Hympavzi is administered once weekly and uniquely targets tissue factor pathway inhibitor (TFPI), a natural anticoagulation protein. By inhibiting TFPI, Hympavzi promotes blood clot formation, addressing the underlying cause of hemophilia-related bleeding.
The EC's decision is supported by data from the Phase III BASIS study, which evaluated Hympavzi over a 12-month period. The study demonstrated a statistically significant and clinically relevant reduction in annualized bleeding rate (ABR) compared to the current standard-of-care treatment. These results led to the FDA approval of Hympavzi for a similar indication last month.
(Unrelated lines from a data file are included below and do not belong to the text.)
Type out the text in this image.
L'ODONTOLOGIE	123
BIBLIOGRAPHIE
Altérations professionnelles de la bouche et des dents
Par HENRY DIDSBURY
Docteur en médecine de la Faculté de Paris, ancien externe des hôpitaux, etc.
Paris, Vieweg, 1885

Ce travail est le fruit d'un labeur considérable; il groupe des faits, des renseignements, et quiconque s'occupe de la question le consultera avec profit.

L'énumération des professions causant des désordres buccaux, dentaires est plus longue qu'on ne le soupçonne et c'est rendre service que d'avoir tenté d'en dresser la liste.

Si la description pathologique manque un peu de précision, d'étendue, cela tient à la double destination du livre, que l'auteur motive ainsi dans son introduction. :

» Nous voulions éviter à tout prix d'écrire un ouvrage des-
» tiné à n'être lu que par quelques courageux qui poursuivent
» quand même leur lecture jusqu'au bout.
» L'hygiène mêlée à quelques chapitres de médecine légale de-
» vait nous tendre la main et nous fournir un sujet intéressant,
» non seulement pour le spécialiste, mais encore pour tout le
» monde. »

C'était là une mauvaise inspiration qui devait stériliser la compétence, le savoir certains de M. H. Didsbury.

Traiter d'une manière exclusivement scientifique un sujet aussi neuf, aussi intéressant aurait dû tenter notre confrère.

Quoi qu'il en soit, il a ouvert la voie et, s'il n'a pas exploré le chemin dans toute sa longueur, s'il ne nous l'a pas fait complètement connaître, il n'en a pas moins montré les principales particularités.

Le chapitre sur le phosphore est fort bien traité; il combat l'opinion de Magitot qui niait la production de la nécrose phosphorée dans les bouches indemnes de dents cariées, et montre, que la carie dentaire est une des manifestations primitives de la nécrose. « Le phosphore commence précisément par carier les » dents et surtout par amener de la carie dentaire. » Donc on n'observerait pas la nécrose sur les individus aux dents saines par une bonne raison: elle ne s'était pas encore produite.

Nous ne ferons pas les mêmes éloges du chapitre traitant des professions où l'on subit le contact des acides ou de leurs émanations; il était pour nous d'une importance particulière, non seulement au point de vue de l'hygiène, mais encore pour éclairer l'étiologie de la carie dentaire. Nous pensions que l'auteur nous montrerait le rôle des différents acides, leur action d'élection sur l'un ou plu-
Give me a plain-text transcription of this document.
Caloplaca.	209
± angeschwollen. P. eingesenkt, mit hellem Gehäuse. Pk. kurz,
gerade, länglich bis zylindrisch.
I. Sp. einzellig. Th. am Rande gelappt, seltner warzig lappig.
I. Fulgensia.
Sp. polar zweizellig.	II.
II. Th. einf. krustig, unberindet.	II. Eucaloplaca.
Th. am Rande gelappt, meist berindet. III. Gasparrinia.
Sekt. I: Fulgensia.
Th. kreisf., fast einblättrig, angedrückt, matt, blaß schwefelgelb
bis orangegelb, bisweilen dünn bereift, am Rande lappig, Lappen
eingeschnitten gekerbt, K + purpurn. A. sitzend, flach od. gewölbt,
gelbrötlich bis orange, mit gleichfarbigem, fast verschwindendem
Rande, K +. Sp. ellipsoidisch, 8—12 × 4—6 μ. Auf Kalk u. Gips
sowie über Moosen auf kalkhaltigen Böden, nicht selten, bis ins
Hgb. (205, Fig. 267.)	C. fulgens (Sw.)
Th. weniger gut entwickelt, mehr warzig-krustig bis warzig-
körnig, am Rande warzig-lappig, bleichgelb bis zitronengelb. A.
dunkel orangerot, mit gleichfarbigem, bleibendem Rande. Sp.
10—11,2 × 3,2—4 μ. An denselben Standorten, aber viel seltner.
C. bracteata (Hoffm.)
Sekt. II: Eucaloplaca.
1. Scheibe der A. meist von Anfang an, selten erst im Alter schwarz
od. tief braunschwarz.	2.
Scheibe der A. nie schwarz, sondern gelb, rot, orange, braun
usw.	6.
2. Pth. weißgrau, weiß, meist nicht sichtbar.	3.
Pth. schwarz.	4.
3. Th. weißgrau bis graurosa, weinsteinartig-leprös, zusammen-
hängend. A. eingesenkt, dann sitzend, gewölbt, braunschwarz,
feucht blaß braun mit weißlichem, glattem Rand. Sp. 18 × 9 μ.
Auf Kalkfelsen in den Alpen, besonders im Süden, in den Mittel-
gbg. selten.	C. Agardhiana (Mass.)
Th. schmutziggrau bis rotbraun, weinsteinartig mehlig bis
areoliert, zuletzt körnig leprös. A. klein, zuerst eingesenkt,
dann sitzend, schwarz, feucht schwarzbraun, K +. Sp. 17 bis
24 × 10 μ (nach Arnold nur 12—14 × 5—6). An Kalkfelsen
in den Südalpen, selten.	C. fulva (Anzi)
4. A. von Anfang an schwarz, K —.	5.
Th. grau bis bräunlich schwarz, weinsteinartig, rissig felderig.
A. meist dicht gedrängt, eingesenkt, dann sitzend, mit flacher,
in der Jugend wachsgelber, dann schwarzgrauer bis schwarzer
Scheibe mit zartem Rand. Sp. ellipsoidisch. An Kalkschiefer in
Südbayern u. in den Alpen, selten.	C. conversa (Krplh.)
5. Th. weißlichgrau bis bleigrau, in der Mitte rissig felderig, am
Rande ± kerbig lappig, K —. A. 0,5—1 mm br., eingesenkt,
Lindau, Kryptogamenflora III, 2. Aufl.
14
Hemophilia is a rare genetic blood disorder resulting from a deficiency in clotting proteins, specifically FVIII in hemophilia A and FIX in hemophilia B. This deficiency impairs normal blood clotting, leading to potential internal bleeding, especially in joints, causing scarring and damage. The current treatment landscape includes factor replacement therapy and, more recently, gene therapies.
Pfizer continues to expand its presence in the hemophilia space. In July, the EC approved Durveqtix (fidanacogene elaparvovec), a one-time gene therapy for hemophilia B, also approved by the FDA under the name Beqvez. Additionally, Pfizer is developing giroctocogene fitelparvovec, an investigational gene therapy for hemophilia A, which showed positive results in the Phase III AFFINE study, demonstrating a statistically significant reduction in ABR compared to the pre-infusion period.
Other companies are also developing novel therapies for hemophilia. Novo Nordisk's concizumab, an anti-TFPI inhibitor, is under regulatory review for hemophilia A and B with inhibitors. BioMarin Pharmaceuticals' Roctavian (valoctocogene roxaparvovec), the first gene therapy for hemophilia A, was approved by the FDA last year.